En la Navidad de 1997 confluyeron varias circunstancias, porque por un lado mi incursión universitaria no estaba teniendo demasiado éxito, y por otro lado me seguía apasionando el sistema MSX, lo cual resulta curioso porque en la Universidad Politécnica había iniciado precisamente la ingeniería técnica de sistemas, pero claro, no utilizaban el MSX como plataforma, ¡cachis!

Así las cosas rebobino un poco más y me situo en verano de 1997, en esas fechas comencé la aventura de conducir, y la verdad, era un todo un alumno aventajado debido a que mi primera experiencia en embragues y marchas me la dio mi padre muchísimos años antes con una furgoneta Ebro F350. Para que os hagáis una idea:  por entonces tenía que utilizar unas cuñas de madera para alcanzar a pisar los pedales, y ya después de esa “primera vez” (en un descampado), practiqué muchísimo con un Talbot Solara y finalmente un Renault 21 Nevada, siempre en zonas ajenas al tráfico y sin peatones de por medio. Tan sólo me tuve que preocupar por el teórico y la verdad, me resultó sencillísimo, tanto es así que llegó un punto en que hasta superaba los “test” de nivel máximo, con lo cual en la DGT me ventilé con un 0-0 el examen teórico, vamos, que no me equivoqué en nada.
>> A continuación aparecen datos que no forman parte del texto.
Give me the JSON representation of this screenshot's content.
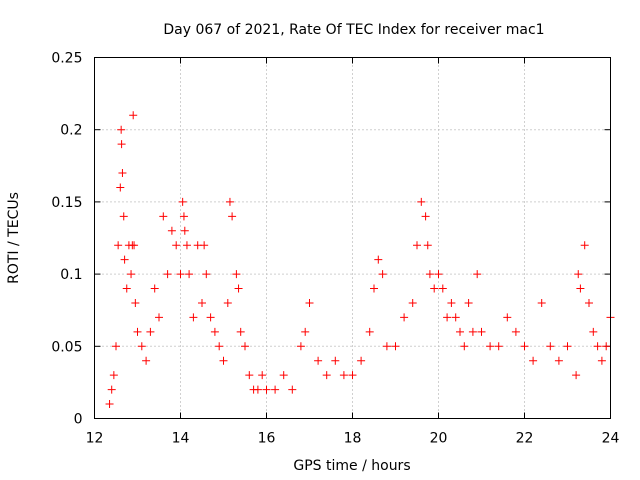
{
  "chart_data": {
    "type": "scatter",
    "title": "Day 067 of 2021, Rate Of TEC Index for receiver mac1",
    "xlabel": "GPS time / hours",
    "ylabel": "ROTI / TECUs",
    "xlim": [
      12,
      24
    ],
    "ylim": [
      0,
      0.25
    ],
    "grid": true,
    "marker": "+",
    "color": "#ff0000",
    "xticks": [
      12,
      14,
      16,
      18,
      20,
      22,
      24
    ],
    "xtick_labels": [
      "12",
      "14",
      "16",
      "18",
      "20",
      "22",
      "24"
    ],
    "yticks": [
      0,
      0.05,
      0.1,
      0.15,
      0.2,
      0.25
    ],
    "ytick_labels": [
      "0",
      "0.05",
      "0.1",
      "0.15",
      "0.2",
      "0.25"
    ],
    "series": [
      {
        "name": "ROTI",
        "x": [
          12.35,
          12.4,
          12.45,
          12.5,
          12.55,
          12.6,
          12.62,
          12.63,
          12.65,
          12.68,
          12.7,
          12.75,
          12.8,
          12.85,
          12.88,
          12.9,
          12.92,
          12.95,
          13.0,
          13.1,
          13.2,
          13.3,
          13.4,
          13.5,
          13.6,
          13.7,
          13.8,
          13.9,
          14.0,
          14.05,
          14.08,
          14.1,
          14.15,
          14.2,
          14.3,
          14.4,
          14.5,
          14.55,
          14.6,
          14.7,
          14.8,
          14.9,
          15.0,
          15.1,
          15.15,
          15.2,
          15.3,
          15.35,
          15.4,
          15.5,
          15.6,
          15.7,
          15.8,
          15.9,
          16.0,
          16.2,
          16.4,
          16.6,
          16.8,
          16.9,
          17.0,
          17.2,
          17.4,
          17.6,
          17.8,
          18.0,
          18.2,
          18.4,
          18.5,
          18.6,
          18.7,
          18.8,
          19.0,
          19.2,
          19.4,
          19.5,
          19.6,
          19.7,
          19.75,
          19.8,
          19.9,
          20.0,
          20.1,
          20.2,
          20.3,
          20.4,
          20.5,
          20.6,
          20.7,
          20.8,
          20.9,
          21.0,
          21.2,
          21.4,
          21.6,
          21.8,
          22.0,
          22.2,
          22.4,
          22.6,
          22.8,
          23.0,
          23.2,
          23.25,
          23.3,
          23.4,
          23.5,
          23.6,
          23.7,
          23.8,
          23.9,
          24.0
        ],
        "y": [
          0.01,
          0.02,
          0.03,
          0.05,
          0.12,
          0.16,
          0.2,
          0.19,
          0.17,
          0.14,
          0.11,
          0.09,
          0.12,
          0.1,
          0.12,
          0.21,
          0.12,
          0.08,
          0.06,
          0.05,
          0.04,
          0.06,
          0.09,
          0.07,
          0.14,
          0.1,
          0.13,
          0.12,
          0.1,
          0.15,
          0.14,
          0.13,
          0.12,
          0.1,
          0.07,
          0.12,
          0.08,
          0.12,
          0.1,
          0.07,
          0.06,
          0.05,
          0.04,
          0.08,
          0.15,
          0.14,
          0.1,
          0.09,
          0.06,
          0.05,
          0.03,
          0.02,
          0.02,
          0.03,
          0.02,
          0.02,
          0.03,
          0.02,
          0.05,
          0.06,
          0.08,
          0.04,
          0.03,
          0.04,
          0.03,
          0.03,
          0.04,
          0.06,
          0.09,
          0.11,
          0.1,
          0.05,
          0.05,
          0.07,
          0.08,
          0.12,
          0.15,
          0.14,
          0.12,
          0.1,
          0.09,
          0.1,
          0.09,
          0.07,
          0.08,
          0.07,
          0.06,
          0.05,
          0.08,
          0.06,
          0.1,
          0.06,
          0.05,
          0.05,
          0.07,
          0.06,
          0.05,
          0.04,
          0.08,
          0.05,
          0.04,
          0.05,
          0.03,
          0.1,
          0.09,
          0.12,
          0.08,
          0.06,
          0.05,
          0.04,
          0.05,
          0.07
        ]
      }
    ]
  }
}
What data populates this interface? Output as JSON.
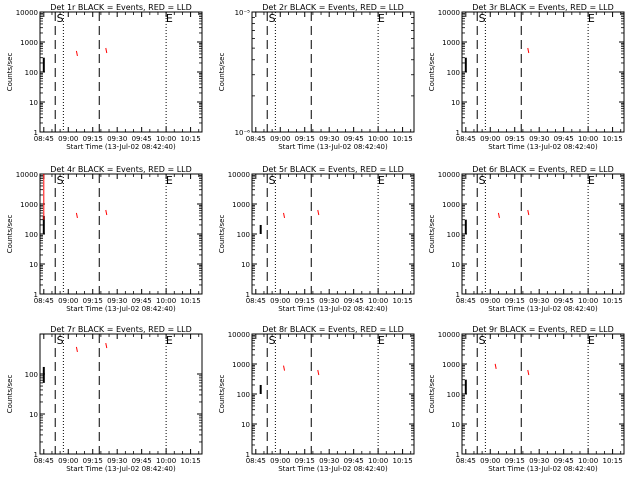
{
  "colors": {
    "events": "#000000",
    "lld": "#ff0000",
    "axis": "#000000"
  },
  "shared": {
    "xlabel": "Start Time (13-Jul-02 08:42:40)",
    "ylabel": "Counts/sec",
    "x_ticks": [
      "08:45",
      "09:00",
      "09:15",
      "09:30",
      "09:45",
      "10:00",
      "10:15"
    ]
  },
  "chart_data": [
    {
      "type": "line",
      "title": "Det 1r BLACK = Events, RED = LLD",
      "ylim": [
        1,
        10000
      ],
      "yscale": "log",
      "ytick_labels": [
        "1",
        "10",
        "100",
        "1000",
        "10000"
      ],
      "marker_labels": [
        "S",
        "E"
      ],
      "events_segments": [
        {
          "t": "08:45",
          "lo": 100,
          "hi": 300
        }
      ],
      "lld_marks": [
        {
          "t": "09:05",
          "v": 400
        },
        {
          "t": "09:23",
          "v": 500
        }
      ]
    },
    {
      "type": "line",
      "title": "Det 2r BLACK = Events, RED = LLD",
      "ylim": [
        1e-06,
        1e-05
      ],
      "yscale": "log",
      "ytick_labels": [
        "10⁻⁶",
        "10⁻⁵"
      ],
      "marker_labels": [
        "S",
        "E"
      ],
      "events_segments": [],
      "lld_marks": []
    },
    {
      "type": "line",
      "title": "Det 3r BLACK = Events, RED = LLD",
      "ylim": [
        1,
        10000
      ],
      "yscale": "log",
      "ytick_labels": [
        "1",
        "10",
        "100",
        "1000",
        "10000"
      ],
      "marker_labels": [
        "S",
        "E"
      ],
      "events_segments": [
        {
          "t": "08:45",
          "lo": 100,
          "hi": 300
        }
      ],
      "lld_marks": [
        {
          "t": "09:23",
          "v": 500
        }
      ]
    },
    {
      "type": "line",
      "title": "Det 4r BLACK = Events, RED = LLD",
      "ylim": [
        1,
        10000
      ],
      "yscale": "log",
      "ytick_labels": [
        "1",
        "10",
        "100",
        "1000",
        "10000"
      ],
      "marker_labels": [
        "S",
        "E"
      ],
      "events_segments": [
        {
          "t": "08:45",
          "lo": 100,
          "hi": 400
        }
      ],
      "lld_marks": [
        {
          "t": "08:45",
          "v": 10000,
          "lo": 300
        },
        {
          "t": "09:05",
          "v": 400
        },
        {
          "t": "09:23",
          "v": 500
        }
      ]
    },
    {
      "type": "line",
      "title": "Det 5r BLACK = Events, RED = LLD",
      "ylim": [
        1,
        10000
      ],
      "yscale": "log",
      "ytick_labels": [
        "1",
        "10",
        "100",
        "1000",
        "10000"
      ],
      "marker_labels": [
        "S",
        "E"
      ],
      "events_segments": [
        {
          "t": "08:48",
          "lo": 100,
          "hi": 200
        }
      ],
      "lld_marks": [
        {
          "t": "09:02",
          "v": 400
        },
        {
          "t": "09:23",
          "v": 500
        }
      ]
    },
    {
      "type": "line",
      "title": "Det 6r BLACK = Events, RED = LLD",
      "ylim": [
        1,
        10000
      ],
      "yscale": "log",
      "ytick_labels": [
        "1",
        "10",
        "100",
        "1000",
        "10000"
      ],
      "marker_labels": [
        "S",
        "E"
      ],
      "events_segments": [
        {
          "t": "08:45",
          "lo": 100,
          "hi": 300
        }
      ],
      "lld_marks": [
        {
          "t": "09:05",
          "v": 400
        },
        {
          "t": "09:23",
          "v": 500
        }
      ]
    },
    {
      "type": "line",
      "title": "Det 7r BLACK = Events, RED = LLD",
      "ylim": [
        1,
        1000
      ],
      "yscale": "log",
      "ytick_labels": [
        "1",
        "10",
        "100"
      ],
      "marker_labels": [
        "S",
        "E"
      ],
      "events_segments": [
        {
          "t": "08:45",
          "lo": 60,
          "hi": 150
        }
      ],
      "lld_marks": [
        {
          "t": "09:05",
          "v": 400
        },
        {
          "t": "09:23",
          "v": 500
        }
      ]
    },
    {
      "type": "line",
      "title": "Det 8r BLACK = Events, RED = LLD",
      "ylim": [
        1,
        10000
      ],
      "yscale": "log",
      "ytick_labels": [
        "1",
        "10",
        "100",
        "1000",
        "10000"
      ],
      "marker_labels": [
        "S",
        "E"
      ],
      "events_segments": [
        {
          "t": "08:48",
          "lo": 100,
          "hi": 200
        }
      ],
      "lld_marks": [
        {
          "t": "09:02",
          "v": 700
        },
        {
          "t": "09:23",
          "v": 500
        }
      ]
    },
    {
      "type": "line",
      "title": "Det 9r BLACK = Events, RED = LLD",
      "ylim": [
        1,
        10000
      ],
      "yscale": "log",
      "ytick_labels": [
        "1",
        "10",
        "100",
        "1000",
        "10000"
      ],
      "marker_labels": [
        "S",
        "E"
      ],
      "events_segments": [
        {
          "t": "08:45",
          "lo": 100,
          "hi": 300
        }
      ],
      "lld_marks": [
        {
          "t": "09:03",
          "v": 800
        },
        {
          "t": "09:23",
          "v": 500
        }
      ]
    }
  ]
}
Superado el teórico llegaba el “hueso”, y nada más comenzar las clases prácticas el profe me dijo que iba demasiado rápido, que no tuviese tanta confianza, que… ¡a la porra!, al final me dejó ir como me daba la gana y me recomendó presentarme al práctico mucho antes de lo habitual, así que nada más llegar septiembre superé el práctico sin una sola observación del examinador, y antes de octubre ya tenía en mis manos la “licencia para matar” 😀

En un verano y tras apenas 100.000 pelas gastadas ya tenía un carnet de cartón rosado que tenía muchísimas ganas de estrenar, tanto es así que quedé con 2ndF (los del Xtory) en su casa de Hortaleza y aún sin tener carnet saqué el coche del garaje y me fui a la autoescuela a recogerlo (!!), y sin copiloto ni nada, sin haber recorrido por mi cuenta nunca la ciudad (en coche) me fui a la M-30 y posteriormente M-40 en medio de la hora punta, vamos, que alguno todavía cantará eso de “ole mis cojones”, y hoy, 340.000 km después, aún no tengo coche en propiedad y sigo sin haber sufrido percance alguno que tenga cierta seriedad, por eso me lancé a realizar un análisis de los fundamentales del tráfico (ver Atasco, la palabra maldita).

Regresemos a lo que íbamos narrando antes de la irrupción de mi carnet de conducir. Meses después llegaba Barcelona y su famosa RU nuevamente, y aquí tuve la aventura de mi vida porque no teníamos coche alguno y se me ocurrió para poder ir el alquilar un coche, así que me dirán ustedes y con razón: “con 18 años y una “L” no te alquilan el coche ni de coña”… pero tranquilicense, que hay soluciones para todo, ya que un amigo de los 2ndF tenía carnet desde hacía unos cuantos años y no le importaba hacer de conductor principal, y el fleco que faltaba, que era tener una tarjeta de crédito, lo resolvimos cogiendo literalmente en brazos a la madre de los 2ndF y su VISA, la llevamos al aeropuerto y alquilamos un estupendo Fiat Punto.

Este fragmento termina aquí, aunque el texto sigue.